Some people might hurt others while they are experiencing a psychosis similar to mine. But the vast majority are more like me, and withdraw into themselves.
Let’s talk about depression. Depression makes it difficult to get out of bed. It makes it hard to get enthusiastic about things you used to enjoy. Depression makes you despair, it makes you hate yourself and it makes you tired. It makes you stop caring about yourself, and you start to believe others don’t care about you either. In some cases, depression makes life so unpleasant that the sufferer commits suicide.
Depression does not make you want to kill other people.
So why are news articles discussing the Germanwings co-pilot and his possible depression and despair? That is relevant to why a person might want to kill himself, but not why he’d want to kill 150 other people. Depression is one of the most common mental illnesses in the world. If it made you want to kill people, there’d be a great deal more murder.
Mental illness doesn’t lead to homicide.
People who commit murder do so because they want to hurt another human being. Some people who commit murder have a mental illness. A great many more do not. In the USA, a possible plea in a criminal trial is “Not Guilty by Reason of Insanity”. If most violent criminals are mentally ill, you’d think that defense would come up all the time. If there was any chance whatsoever of being able to claim a mental illness and avoid jail, people would take it.
Just 0.85 percent of defendants in the USA claim they are “Not Guilty by Reason of Insanity”. Seventy percent of those later withdraw that plea when experts declare them to be legally sane. Think about how many people that is, committing crimes while in full possession of their reason and retaining the capacity to stop themselves if they wanted to. Well over 99 out of 100.

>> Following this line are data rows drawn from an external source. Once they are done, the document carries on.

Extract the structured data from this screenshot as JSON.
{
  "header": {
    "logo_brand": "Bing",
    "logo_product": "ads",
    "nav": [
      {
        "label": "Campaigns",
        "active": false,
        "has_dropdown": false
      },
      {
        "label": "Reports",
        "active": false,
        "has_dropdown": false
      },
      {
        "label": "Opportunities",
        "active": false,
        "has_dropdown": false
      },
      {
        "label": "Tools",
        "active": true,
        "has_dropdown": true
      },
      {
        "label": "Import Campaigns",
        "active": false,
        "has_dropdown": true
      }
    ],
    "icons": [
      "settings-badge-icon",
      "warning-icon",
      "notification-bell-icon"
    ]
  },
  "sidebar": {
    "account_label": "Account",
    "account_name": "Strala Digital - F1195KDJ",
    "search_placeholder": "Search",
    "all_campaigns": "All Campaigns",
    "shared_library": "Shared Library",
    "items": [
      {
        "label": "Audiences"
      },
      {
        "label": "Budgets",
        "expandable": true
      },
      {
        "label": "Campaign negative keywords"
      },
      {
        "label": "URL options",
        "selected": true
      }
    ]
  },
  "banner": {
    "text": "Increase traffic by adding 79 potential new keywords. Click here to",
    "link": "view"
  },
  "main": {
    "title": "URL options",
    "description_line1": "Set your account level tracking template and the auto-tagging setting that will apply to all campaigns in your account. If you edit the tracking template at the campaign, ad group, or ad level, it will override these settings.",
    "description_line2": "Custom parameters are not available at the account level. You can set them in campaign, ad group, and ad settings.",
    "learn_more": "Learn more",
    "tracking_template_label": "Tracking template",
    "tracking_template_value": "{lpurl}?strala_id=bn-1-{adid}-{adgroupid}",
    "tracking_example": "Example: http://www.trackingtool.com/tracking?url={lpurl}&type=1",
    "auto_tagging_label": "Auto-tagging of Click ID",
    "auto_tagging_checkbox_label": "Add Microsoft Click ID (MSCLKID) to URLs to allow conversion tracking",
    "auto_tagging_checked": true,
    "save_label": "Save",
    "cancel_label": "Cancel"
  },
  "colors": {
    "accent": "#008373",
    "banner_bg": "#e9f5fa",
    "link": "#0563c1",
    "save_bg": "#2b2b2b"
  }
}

Our media needs to stop depicting the experience of a person with mental illness as violent and uncontrollable. Most people with mental illness are going about their lives every day, mixing peacefully with the rest of the community. You can’t tell the lady at the supermarket is bipolar. You don’t know that your barista is schizophrenic. You may even have no idea that a good friend is suffering from depression. People with mental illnesses are just like everybody else, but with the added struggle of trying to get by when sometimes our own brain seems like the enemy.

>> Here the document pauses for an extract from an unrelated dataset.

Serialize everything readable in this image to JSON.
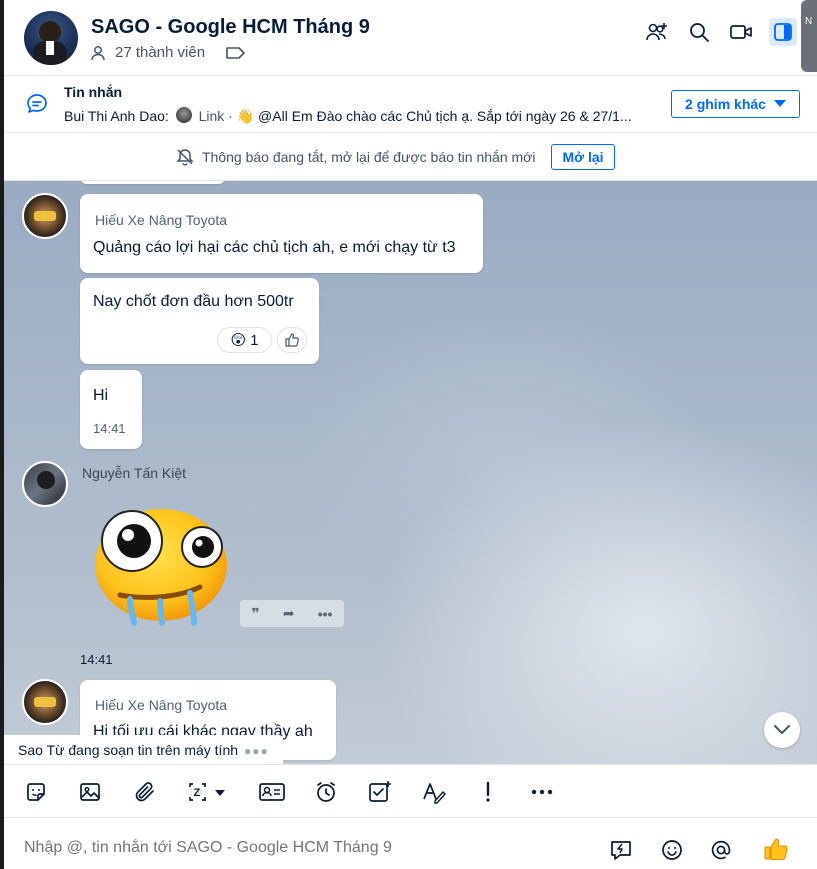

And on top of that, we have to constantly listen to people who equate our conditions with violence, as though we too are only one missed dosage away from killing somebody.
Have you ever had one of those really unpleasant colds? Where you can’t breathe properly through the mucus and your head feels all stuffy? Your everything hurts and it’s all so frustrating that you become short tempered and you get irritated about everything. If you murdered someone during that cranky, painful time, would you blame the cold? “I just couldn’t help myself? I was so short tempered because of the cold I had.”

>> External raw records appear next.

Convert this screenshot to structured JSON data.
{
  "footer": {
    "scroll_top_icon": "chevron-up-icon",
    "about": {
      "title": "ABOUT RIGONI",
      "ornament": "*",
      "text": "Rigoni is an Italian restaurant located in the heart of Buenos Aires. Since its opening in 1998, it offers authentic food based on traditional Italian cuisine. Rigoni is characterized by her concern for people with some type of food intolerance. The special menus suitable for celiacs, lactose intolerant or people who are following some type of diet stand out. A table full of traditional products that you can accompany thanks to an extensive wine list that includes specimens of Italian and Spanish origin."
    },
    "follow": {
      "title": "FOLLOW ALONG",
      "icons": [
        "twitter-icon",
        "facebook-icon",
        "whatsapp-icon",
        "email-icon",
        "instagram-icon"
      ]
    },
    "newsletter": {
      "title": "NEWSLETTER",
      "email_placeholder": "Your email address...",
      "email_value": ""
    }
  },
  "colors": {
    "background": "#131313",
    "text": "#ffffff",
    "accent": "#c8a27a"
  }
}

It would be a ridiculous claim. If it were the cold that made you do it, everyone with a cold would be so irritable they murdered people, and that is obviously not the case. Having a cold didn’t make you forget that murdering others is wrong. Having a cold didn’t render you incapable of connecting actions to consequences. Anyone who suggested it does would have a gross misconception about what the common cold is.
And that’s how you sound to me when you suggest someone’s mental illness is the reason they killed someone else.
Some people want to harm other people and if they want to do it enough, they will. But I am pretty tired of hearing “he was schizophrenic” or “she suffered from extreme depression” like that explains it. That doesn’t explain it at all. All it does is imply that mental illness is the same as violent.
* I am choosing not to use the name of the co-pilot in question, because mass murderers are often motivated by a desire for fame and people to remember their name. Better to remember the names of victims than (ALLEGED) perpetrators.